As bad as the Ebola epidemic may seem, it has occurred to me that there is a far more dangerous epidemic that appears to be more rampant every day: the epidemic of dingbat incompetence in our policy and problem-solving sectors.
For starters, one the worst examples is the misdiagnosis of Thomas Eric Duncan when he checked himself into the emergency room at Texas Health Presbyterian Hospital in Dallas.
Wouldn’t you think, with all the focus on the burgeoning Ebola epidemic in West Africa — Guinea, Sierra
Leone and Liberia — being on the minds of emergency room health care professionals of average intelligence and competence, when told by an incoming patient that he had just come from that specific part of the world, would dismiss his fever and other symptoms as the flu, then send him home for aspirin and rest?

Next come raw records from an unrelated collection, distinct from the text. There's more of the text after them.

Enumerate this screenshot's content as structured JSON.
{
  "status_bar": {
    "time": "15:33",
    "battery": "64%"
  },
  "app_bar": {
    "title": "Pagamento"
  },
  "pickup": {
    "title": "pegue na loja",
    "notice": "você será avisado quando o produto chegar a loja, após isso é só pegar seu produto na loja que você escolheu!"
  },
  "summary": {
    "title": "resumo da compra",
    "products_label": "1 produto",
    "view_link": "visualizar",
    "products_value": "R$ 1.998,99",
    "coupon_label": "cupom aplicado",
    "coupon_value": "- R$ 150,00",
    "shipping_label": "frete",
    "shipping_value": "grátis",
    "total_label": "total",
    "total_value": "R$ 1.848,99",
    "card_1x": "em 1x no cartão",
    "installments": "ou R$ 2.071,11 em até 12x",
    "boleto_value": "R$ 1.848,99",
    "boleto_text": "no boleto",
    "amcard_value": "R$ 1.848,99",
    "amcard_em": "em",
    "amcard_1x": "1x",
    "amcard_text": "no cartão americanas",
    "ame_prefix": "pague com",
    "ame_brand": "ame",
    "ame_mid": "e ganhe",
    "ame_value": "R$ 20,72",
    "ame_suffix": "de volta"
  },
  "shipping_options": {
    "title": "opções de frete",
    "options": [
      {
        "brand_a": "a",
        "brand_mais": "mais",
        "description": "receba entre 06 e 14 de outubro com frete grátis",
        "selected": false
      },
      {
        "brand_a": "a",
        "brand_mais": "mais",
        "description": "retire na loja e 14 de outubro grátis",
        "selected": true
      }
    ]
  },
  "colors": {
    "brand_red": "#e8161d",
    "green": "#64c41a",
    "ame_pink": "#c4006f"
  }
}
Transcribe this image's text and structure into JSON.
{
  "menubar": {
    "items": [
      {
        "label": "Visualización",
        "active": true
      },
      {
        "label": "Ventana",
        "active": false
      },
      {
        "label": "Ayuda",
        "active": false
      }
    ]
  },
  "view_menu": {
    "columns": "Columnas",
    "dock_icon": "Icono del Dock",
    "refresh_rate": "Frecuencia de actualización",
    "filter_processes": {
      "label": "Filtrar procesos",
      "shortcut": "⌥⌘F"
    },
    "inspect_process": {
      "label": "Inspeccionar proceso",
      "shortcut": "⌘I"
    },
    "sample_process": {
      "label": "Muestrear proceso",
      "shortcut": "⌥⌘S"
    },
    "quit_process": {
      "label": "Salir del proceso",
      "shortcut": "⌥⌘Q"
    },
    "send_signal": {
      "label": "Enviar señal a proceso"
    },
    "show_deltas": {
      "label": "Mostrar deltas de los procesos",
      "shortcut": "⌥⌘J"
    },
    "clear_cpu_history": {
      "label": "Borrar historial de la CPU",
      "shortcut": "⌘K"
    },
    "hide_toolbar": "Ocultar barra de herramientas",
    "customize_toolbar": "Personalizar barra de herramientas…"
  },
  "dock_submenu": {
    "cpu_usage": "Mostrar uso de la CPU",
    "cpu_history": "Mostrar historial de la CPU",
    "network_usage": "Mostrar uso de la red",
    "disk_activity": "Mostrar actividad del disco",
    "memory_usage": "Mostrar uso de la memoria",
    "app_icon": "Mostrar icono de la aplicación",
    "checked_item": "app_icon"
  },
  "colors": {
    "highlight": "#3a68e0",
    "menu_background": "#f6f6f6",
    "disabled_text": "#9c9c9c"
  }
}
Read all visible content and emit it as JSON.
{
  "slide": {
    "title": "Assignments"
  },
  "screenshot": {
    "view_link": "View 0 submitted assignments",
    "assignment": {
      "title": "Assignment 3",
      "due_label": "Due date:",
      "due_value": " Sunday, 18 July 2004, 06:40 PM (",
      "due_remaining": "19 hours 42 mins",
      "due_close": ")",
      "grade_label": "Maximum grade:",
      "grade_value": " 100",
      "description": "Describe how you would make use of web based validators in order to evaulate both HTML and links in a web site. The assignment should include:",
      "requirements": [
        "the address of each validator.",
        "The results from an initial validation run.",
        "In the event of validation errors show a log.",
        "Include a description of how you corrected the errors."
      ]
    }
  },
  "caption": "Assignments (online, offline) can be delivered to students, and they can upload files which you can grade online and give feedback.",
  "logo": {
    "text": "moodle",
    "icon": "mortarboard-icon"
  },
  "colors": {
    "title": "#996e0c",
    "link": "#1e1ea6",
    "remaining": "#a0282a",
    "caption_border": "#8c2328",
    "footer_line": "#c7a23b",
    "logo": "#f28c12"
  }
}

According to media reports, Nina Pham, a young nurse at the Dallas hospital, became infected while caring for Duncan. Centers for Disease Control (CDC) director Dr. Tom Frieden is now dispatching “infection control” teams to any hospital treating Ebola patients — a precaution he now “wished had been taken earlier.”
Despite expert and well-reasoned projections of exponential growth of Ebola and the resulting deaths, current immigration policy is skewed to the liberal side by political correctness.
There still is resistance to any hardline limits on immigration from Western Africa, lest it be misconstrued as “racist.”
Also, there appears to be an element of liberal “guilt,” in that the U.S. over the years has recruited health care professionals from the Third World, resulting in severe shortages to address extraordinary needs.
According to Dr. Fuller Torrey, associate director at Stanley Medical Research Institute, “Africa bears 24 percent of the global disease burden, but is home to only 3 percent of the world’s health care workforce.”
Incompetence and misplaced priorities are not limited to health care.
For example, Secretary of State John Kerry recently declared global warming as “the biggest challenge of all that we face right now.”
He is apparently unaware that ISIS is currently 15 miles from Iraq’s major airport and threatens the city of Baghdad with its sprawling U.S. embassy.
Not to be outdone, Secretary of Defense Chuck Hagel writes, “Climate change is a ‘threat multiplier’ that has the potential to exacerbate many of the challenges we are dealing with today — from infectious disease to terrorism.” “Climate change”?
“Global warming”? Compared to ISIS, infectious disease and terrorism?
And, finally, we have an impotent commander in chief who can’t even bribe the Turks to fire upon ISIS forces converging on the border city of Kobani, while instead they fire upon the Kurds, who are trying to help us save the city.
And we have provided the Turks with millions in military and humanitarian aid over the years.
The president’s “air war” against the jihadists of ISIS, compared to previous successful bombing campaigns — Bosnia and Baghdad, for example — can be measured in pinpricks.
“Things ain’t what they used to be and probably never was,” according to cowboy philosopher Will Rogers.
But, in this case, it’s just “Things ain’t what they used to be” — period.